O MDHC terá uma função articuladora, de acompanhamento em relação às recomendações."
Ministério dos Direitos Humanos e da Cidadania, em nota

Os autores do relatório estiveram em Brasília para conversas com representantes dos Três Poderes. O ministro dos Direitos Humanos e Cidadania, Sílvio de Almeida, os recebeu.

Bolsonaro, na época em que era deputado federal, aponta para cartaz ironizando busca de restos mortais de vítimas da ditadura - Reprodução/Facebook - Reprodução/Facebook
Bolsonaro, na época em que era deputado federal, aponta para cartaz ironizando busca de restos mortais de vítimas da ditadura
Imagem: Reprodução/Facebook

Recomendações da CNV em que houve retrocesso

"Proibição da realização de eventos oficiais em comemoração ao golpe militar de 1964". Bolsonaro e as Forças Armadas voltaram a comemorar a data de dia 31 de março em referência ao golpe militar. Criado em 1999, o Ministério da Defesa não celebrava a data oficialmente até 2019.

"Fortalecer a política de localização e abertura dos arquivos da ditadura militar". Bolsonaro dificultou esse acesso com várias medidas e o fim de comissões existentes.

"Prosseguir atividades de localização, identificação e entrega aos familiares dos restos mortais dos desaparecidos políticos". A comissão que investigava os casos foi desfeita em dezembro de 2022.

"Garantia de atendimento médico e psicossocial permanente às vítimas de graves violações de direitos humanos". O Projeto Clínicas do Testemunho, fomentado pela Comissão de Anistia de 2013 a 2017, foi descontinuado no governo Michel Temer (MDB).

"Promoção de valores democráticos e de direitos humanos na educação". Desde 2019, conceitos relacionados aos direitos humanos, sobretudo as questões de gênero e diversidade sexual, foram restringidas.

"Criação de mecanismos de prevenção e combate à tortura". Criado em 2015, o Mecanismo Nacional de Prevenção e Combate à Tortura passou por desarticulação e falta de recursos para missões.

"Apoiar instituição e funcionamento de órgão de proteção e promoção dos direitos humanos". Bolsonaro cancelou solenidades de entrega de atestados de óbito a familiares de vítimas e paralisou os trabalhos de construção do Memorial da Anistia, em Belo Horizonte.

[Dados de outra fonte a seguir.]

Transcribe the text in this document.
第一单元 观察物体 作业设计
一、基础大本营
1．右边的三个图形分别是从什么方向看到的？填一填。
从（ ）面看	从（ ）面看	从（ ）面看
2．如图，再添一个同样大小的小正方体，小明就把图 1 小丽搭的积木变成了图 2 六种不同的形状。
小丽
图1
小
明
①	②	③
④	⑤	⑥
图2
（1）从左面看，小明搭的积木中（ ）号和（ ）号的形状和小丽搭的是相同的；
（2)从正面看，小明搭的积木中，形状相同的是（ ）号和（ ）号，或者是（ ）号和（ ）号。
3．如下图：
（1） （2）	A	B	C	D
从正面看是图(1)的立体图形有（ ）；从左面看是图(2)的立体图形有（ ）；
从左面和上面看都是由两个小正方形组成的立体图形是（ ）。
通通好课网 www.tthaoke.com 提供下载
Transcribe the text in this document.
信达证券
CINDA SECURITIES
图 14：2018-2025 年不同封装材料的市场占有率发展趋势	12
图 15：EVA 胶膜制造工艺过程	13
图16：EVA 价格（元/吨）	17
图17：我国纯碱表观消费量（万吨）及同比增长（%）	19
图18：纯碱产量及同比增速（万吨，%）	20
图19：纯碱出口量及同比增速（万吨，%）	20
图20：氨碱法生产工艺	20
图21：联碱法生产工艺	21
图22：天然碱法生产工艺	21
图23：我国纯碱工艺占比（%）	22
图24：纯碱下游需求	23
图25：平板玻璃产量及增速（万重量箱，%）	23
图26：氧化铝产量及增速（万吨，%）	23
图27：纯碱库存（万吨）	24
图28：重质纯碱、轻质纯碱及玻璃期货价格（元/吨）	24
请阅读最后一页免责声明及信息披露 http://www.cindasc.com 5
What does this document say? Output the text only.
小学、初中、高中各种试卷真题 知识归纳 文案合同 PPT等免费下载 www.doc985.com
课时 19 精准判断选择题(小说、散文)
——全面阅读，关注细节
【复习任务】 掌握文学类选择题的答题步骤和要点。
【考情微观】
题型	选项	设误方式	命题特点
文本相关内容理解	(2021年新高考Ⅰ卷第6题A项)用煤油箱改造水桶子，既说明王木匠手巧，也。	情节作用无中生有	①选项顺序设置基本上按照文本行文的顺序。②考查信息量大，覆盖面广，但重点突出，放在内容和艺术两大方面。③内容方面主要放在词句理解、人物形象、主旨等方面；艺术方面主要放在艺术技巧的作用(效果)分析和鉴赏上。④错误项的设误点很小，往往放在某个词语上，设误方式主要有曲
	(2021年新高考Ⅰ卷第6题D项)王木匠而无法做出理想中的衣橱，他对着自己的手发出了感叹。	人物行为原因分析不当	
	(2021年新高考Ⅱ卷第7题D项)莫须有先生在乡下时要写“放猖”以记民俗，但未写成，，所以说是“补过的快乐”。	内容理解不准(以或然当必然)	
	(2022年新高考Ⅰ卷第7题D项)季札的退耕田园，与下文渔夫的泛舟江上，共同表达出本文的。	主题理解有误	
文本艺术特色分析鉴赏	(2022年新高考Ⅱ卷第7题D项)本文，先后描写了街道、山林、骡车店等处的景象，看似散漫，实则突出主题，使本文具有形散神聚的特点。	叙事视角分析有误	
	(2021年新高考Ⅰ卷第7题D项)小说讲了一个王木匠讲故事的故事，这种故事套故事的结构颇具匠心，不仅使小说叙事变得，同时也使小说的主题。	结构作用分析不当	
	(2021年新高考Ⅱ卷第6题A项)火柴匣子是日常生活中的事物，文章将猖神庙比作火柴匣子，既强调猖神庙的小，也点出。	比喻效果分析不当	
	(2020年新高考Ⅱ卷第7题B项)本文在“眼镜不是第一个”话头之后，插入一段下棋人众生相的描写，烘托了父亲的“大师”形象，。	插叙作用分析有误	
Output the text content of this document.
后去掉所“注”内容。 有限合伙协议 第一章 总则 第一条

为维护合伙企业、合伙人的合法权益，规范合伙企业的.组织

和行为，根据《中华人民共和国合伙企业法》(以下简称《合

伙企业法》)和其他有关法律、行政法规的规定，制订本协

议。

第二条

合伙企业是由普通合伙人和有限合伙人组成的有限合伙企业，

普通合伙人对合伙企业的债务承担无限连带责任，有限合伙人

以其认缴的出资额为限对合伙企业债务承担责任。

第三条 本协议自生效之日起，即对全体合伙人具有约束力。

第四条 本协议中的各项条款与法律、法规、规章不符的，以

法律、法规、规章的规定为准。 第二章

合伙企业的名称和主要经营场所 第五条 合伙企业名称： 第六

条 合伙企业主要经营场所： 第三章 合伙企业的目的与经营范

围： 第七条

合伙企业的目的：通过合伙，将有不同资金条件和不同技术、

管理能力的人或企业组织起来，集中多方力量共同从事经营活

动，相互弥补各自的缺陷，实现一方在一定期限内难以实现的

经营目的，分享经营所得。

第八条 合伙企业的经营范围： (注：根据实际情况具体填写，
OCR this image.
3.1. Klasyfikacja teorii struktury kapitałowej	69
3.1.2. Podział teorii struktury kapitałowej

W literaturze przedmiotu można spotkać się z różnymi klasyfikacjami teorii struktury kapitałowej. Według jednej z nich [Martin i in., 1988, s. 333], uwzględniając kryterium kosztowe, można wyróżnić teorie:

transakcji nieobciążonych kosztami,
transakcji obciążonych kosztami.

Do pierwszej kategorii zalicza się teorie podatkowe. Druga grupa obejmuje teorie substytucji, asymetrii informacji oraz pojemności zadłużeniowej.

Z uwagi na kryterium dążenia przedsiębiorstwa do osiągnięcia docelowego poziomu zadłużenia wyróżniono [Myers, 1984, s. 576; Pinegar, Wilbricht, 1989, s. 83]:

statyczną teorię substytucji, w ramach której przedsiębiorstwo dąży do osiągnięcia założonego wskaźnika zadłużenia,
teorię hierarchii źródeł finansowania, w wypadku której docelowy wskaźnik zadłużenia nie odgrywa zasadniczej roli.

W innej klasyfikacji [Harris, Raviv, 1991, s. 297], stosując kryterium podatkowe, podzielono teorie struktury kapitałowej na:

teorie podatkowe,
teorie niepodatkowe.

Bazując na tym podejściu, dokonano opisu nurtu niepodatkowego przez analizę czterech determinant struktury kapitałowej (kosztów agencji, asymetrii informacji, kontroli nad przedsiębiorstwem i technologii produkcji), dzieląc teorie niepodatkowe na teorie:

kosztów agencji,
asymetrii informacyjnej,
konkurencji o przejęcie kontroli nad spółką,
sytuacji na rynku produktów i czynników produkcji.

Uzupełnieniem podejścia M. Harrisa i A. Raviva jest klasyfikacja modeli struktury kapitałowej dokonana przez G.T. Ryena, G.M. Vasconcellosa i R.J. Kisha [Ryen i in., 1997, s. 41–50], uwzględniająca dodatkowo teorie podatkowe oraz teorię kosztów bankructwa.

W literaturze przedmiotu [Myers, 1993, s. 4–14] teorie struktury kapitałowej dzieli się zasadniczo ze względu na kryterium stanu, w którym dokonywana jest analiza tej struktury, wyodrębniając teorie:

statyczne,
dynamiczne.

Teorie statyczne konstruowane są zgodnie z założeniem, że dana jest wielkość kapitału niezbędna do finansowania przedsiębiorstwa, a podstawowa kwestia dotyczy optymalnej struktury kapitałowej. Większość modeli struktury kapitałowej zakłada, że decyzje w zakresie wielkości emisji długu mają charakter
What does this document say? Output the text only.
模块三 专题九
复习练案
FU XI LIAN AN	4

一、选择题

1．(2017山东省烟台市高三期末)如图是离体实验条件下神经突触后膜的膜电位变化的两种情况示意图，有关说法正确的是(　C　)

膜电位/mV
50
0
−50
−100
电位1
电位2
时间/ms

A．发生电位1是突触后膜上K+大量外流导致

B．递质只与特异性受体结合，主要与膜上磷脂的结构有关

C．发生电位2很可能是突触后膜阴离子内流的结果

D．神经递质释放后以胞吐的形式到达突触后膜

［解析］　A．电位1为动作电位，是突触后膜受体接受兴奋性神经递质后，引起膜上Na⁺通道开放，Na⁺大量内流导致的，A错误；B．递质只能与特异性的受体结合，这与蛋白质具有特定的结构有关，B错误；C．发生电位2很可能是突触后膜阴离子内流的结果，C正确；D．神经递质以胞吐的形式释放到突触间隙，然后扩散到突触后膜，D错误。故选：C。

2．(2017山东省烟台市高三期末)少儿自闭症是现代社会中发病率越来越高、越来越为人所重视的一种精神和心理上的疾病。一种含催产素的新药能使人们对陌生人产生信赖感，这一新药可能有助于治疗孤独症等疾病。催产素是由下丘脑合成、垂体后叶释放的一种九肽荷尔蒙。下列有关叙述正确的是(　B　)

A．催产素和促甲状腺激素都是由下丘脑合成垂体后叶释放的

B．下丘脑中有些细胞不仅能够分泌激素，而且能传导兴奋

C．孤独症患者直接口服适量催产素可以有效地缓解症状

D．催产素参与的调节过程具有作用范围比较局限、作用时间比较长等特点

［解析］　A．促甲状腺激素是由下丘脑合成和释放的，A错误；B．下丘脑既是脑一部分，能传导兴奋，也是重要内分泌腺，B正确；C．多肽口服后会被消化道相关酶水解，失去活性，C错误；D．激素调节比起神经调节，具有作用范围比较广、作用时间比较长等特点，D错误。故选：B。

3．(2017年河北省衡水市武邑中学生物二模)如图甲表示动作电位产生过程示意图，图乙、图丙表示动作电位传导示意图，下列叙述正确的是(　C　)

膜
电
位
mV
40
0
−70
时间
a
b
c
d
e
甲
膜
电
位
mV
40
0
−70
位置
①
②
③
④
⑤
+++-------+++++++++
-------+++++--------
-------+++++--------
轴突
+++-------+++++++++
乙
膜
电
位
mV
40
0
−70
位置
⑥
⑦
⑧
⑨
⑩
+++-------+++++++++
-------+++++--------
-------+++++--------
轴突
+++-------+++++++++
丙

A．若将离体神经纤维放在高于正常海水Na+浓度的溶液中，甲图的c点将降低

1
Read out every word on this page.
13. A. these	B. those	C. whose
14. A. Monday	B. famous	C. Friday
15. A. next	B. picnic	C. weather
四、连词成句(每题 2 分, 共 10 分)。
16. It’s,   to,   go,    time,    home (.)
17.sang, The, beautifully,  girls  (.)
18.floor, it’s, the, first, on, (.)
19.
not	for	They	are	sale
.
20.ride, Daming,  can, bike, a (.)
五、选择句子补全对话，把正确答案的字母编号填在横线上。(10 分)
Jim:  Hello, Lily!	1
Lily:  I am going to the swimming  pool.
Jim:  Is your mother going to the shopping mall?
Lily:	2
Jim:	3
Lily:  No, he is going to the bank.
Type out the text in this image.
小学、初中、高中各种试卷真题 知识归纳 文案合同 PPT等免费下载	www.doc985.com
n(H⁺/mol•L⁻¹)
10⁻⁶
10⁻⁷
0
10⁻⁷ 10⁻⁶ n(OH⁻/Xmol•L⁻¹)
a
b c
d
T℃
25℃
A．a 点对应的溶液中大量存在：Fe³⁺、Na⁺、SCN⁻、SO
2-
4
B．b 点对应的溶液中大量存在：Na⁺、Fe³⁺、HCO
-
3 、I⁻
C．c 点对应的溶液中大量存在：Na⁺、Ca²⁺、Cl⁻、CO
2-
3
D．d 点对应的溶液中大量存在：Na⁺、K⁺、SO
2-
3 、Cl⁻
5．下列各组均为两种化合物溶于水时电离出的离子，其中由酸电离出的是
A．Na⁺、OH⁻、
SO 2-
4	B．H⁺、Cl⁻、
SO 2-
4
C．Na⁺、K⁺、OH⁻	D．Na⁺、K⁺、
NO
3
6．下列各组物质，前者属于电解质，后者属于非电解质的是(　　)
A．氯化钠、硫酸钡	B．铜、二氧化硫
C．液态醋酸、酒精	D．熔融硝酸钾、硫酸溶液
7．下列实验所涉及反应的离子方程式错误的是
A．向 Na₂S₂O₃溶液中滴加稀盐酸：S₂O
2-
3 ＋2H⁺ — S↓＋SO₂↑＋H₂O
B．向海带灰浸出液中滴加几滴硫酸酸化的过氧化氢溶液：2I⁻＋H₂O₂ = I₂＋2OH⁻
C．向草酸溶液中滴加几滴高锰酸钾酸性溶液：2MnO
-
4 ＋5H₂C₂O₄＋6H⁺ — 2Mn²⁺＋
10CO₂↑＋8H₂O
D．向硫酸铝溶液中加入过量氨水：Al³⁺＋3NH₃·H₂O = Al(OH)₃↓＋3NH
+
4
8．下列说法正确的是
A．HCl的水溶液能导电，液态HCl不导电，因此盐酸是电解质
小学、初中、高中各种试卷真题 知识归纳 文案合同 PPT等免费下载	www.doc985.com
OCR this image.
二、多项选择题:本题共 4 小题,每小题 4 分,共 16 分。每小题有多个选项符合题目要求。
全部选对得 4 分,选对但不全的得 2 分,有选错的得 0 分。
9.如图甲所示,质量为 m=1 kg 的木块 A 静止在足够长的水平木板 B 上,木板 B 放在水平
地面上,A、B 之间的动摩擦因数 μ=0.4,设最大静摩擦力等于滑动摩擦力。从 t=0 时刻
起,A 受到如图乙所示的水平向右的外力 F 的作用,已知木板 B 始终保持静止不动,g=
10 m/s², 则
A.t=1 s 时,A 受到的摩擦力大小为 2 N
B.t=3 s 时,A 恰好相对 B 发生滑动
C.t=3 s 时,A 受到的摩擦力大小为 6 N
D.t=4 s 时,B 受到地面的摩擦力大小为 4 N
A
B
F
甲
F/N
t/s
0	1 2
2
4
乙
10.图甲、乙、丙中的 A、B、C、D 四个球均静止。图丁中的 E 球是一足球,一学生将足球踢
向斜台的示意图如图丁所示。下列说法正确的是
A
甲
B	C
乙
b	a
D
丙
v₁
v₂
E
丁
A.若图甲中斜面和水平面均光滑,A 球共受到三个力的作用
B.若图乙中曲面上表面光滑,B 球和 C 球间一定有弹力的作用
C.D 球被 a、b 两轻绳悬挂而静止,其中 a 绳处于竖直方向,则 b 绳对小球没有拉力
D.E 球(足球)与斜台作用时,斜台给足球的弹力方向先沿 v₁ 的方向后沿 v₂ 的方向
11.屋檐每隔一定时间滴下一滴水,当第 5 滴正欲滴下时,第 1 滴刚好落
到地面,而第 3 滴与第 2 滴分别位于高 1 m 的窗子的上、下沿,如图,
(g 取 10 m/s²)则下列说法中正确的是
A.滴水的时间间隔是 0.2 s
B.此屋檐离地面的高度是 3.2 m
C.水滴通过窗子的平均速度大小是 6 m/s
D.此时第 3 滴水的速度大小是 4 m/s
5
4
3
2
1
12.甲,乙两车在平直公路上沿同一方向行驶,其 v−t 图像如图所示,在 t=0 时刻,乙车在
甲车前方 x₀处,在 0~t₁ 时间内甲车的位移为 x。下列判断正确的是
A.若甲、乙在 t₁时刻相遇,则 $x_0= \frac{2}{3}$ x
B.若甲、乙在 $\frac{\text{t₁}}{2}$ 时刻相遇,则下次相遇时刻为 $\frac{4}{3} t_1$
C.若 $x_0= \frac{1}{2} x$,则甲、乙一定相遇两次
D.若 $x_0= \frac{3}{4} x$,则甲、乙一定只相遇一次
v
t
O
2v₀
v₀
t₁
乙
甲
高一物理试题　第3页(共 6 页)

Casarão em Belo Horizonte (MG) previsto para receber o Memorial da Anistia, que ainda não está pronto - Fernanda Odilla - 7.out.2014/Folhapress - Fernanda Odilla - 7.out.2014/Folhapress
Casarão em Belo Horizonte previsto para receber o Memorial da Anistia, que ainda não está pronto
Imagem: Fernanda Odilla - 7.out.2014/Folhapress

O que diz o diretor do Instituto Vladimir Herzog

Tenho expectativa muito positiva desse governo. Apresentamos o quadro da situação das recomendações da CNV, que é caótico pela porcentagem muito pequena atendida e pelos muitos retrocessos."
Rogério Sottili, diretor-executivo do Instituto Vladimir Herzog

Todos os poderes estão cientes que o não cumprimento das recomendações coloca o país em risco à nossa democracia. O principal ponto é o enfrentamento da impunidade, e todos se comprometeram a ajudar."
Rogério Sottili

Um dos pontos que Sottili cita é o item 1 das recomendações da CNV, o pedido formal de desculpa das Forças Armadas pelo estabelecimento da ditadura. "Vai chegar o tempo em que os militares entenderão que o que eles fizeram foi um crime contra a democracia."

É importante entender que, até o governo Dilma, a geração que chegou ao generalato foi aquela formada pela ditadura, que não entendia as violações cometidas. Agora começa a chegar os filhos da democracia, e eles têm percepção do que deve ser o papel das Forças Armadas. Esse reconhecimento [e pedido de desculpas] vai acontecer em algum momento."